Mas prova não ser a leitura um desencanto, porque o anjo vagabundo e seu sêmen procriam em novos versos pensados e sentidos (razão e poema): “Um eu lírico persegue-me e deslizo/No vegetal reino da inspiração…Vou ser dízimo e recompensa”.
Eis quem ganha: o leitor, aquele que insiste e que segue firme na senda da compreensão do poema, quando adentra ao “Tempo da improcedente Lírica (ou lágrimas de Aquiles)” e enxerga um pouco da realidade do nosso próprio tempo – em companhia “de um deus lírico que contempla o sol/…Pouca poesia” – pode afirmar que “o lamento dos justos sei todos /As cuias vazias de alimento./Sei do trágico pudor dos malditos…Nenhuma escravidão foi dilacerada./Estamos ausentes…/Nossa pouca gente/Viciada em algozes e mitos/O chão podre das encruzilhadas/Precipício”.
Então, decorre que não há senão lugar para fechar as cortinas e constatar consciente (neste quase anticlímax):
“Meu sonho imaculado
A lírica das horas mortas, passadas,
Aquiles em riste, enciumado
De alguma cena que não vivi.
Assim.

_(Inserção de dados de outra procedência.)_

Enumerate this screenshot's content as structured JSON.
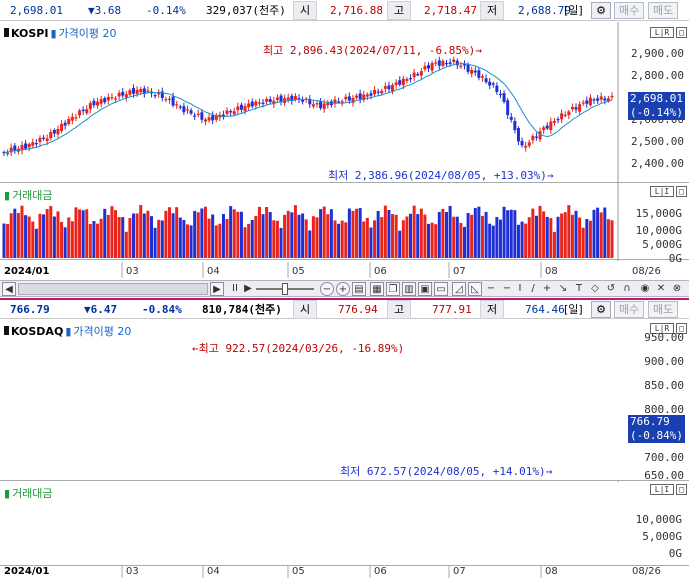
{
  "kospi": {
    "info": {
      "price": "2,698.01",
      "change": "▼3.68",
      "pct": "-0.14%",
      "volume": "329,037(천주)",
      "open_lbl": "시",
      "open": "2,716.88",
      "high_lbl": "고",
      "high": "2,718.47",
      "low_lbl": "저",
      "low": "2,688.79",
      "period": "[일]",
      "gear": "⚙",
      "buy": "매수",
      "sell": "매도"
    },
    "name": "KOSPI",
    "indicator": "가격이평 20",
    "yaxis": [
      "2,900.00",
      "2,800.00",
      "2,700.00",
      "2,600.00",
      "2,500.00",
      "2,400.00"
    ],
    "cur_price": "2,698.01",
    "cur_pct": "(-0.14%)",
    "high_anno": "최고 2,896.43(2024/07/11, -6.85%)→",
    "low_anno": "최저 2,386.96(2024/08/05, +13.03%)→",
    "vol_title": "거래대금",
    "vol_axis": [
      "15,000G",
      "10,000G",
      "5,000G",
      "0G"
    ],
    "xaxis_start": "2024/01",
    "xaxis": [
      "03",
      "04",
      "05",
      "06",
      "07",
      "08"
    ],
    "xaxis_end": "08/26"
  },
  "kosdaq": {
    "info": {
      "price": "766.79",
      "change": "▼6.47",
      "pct": "-0.84%",
      "volume": "810,784(천주)",
      "open_lbl": "시",
      "open": "776.94",
      "high_lbl": "고",
      "high": "777.91",
      "low_lbl": "저",
      "low": "764.46",
      "period": "[일]",
      "gear": "⚙",
      "buy": "매수",
      "sell": "매도"
    },
    "name": "KOSDAQ",
    "indicator": "가격이평 20",
    "yaxis": [
      "950.00",
      "900.00",
      "850.00",
      "800.00",
      "750.00",
      "700.00",
      "650.00"
    ],
    "cur_price": "766.79",
    "cur_pct": "(-0.84%)",
    "high_anno": "←최고 922.57(2024/03/26, -16.89%)",
    "low_anno": "최저 672.57(2024/08/05, +14.01%)→",
    "vol_title": "거래대금",
    "vol_axis": [
      "10,000G",
      "5,000G",
      "0G"
    ],
    "xaxis_start": "2024/01",
    "xaxis": [
      "03",
      "04",
      "05",
      "06",
      "07",
      "08"
    ],
    "xaxis_end": "08/26"
  },
  "toolbar": {
    "left": "◀",
    "right": "▶",
    "pause": "II",
    "play": "▶",
    "minus": "−",
    "plus": "+",
    "pipe": "I",
    "text_tool": "T"
  },
  "mini_labels": {
    "lr": "L|R",
    "li": "L|I"
  },
  "colors": {
    "up": "#e8241c",
    "down": "#1e2fd6",
    "ma": "#1a8fd0"
  }
}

Silêncio. O palco sem luzes.
Sem público debochado. Sem atores.
Só anjos. E anjos não querem aplausos.”
Três perguntas para a poeta Sônia Elisabeth:
1. Por que continuar escrevendo poesia hoje?
Sônia Elisabeth: A poesia é redentora, mágica. Tem todas as indagações e respostas que o Universo precisa. Poesia é o tudo e o nada que se complementam. Oxigênio puro.
2. A poetisa polonesa Wisława Szymborska dizia que os leitores de poesia “somos dois em mil”. Como você analisa esta poderosa frase?
Sônia Elisabeth: É justamente isso que faz a poesia ser o gênero literário mais especialíssimo. Deus me livre de unanimidade! Ter dois leitores de verdade entre mil já compensa escrever versos.
3. Goiás é um lugar que existe além do “sertanejo”?
Sônia Elisabeth: Sim, claro. Mudanças de mentalidades estão acontecendo aos poucos. A cultura já tem seu lugar, seja em forma de livros, boa música, artes plásticas etc., etc. O problema é que estereotiparam Goiás como a Pátria do “sertanejo “. Somos muito mais que essa breguice tosca.
[1] Editora Penalux, Guaratinguetá (SP): 2022, 96 páginas.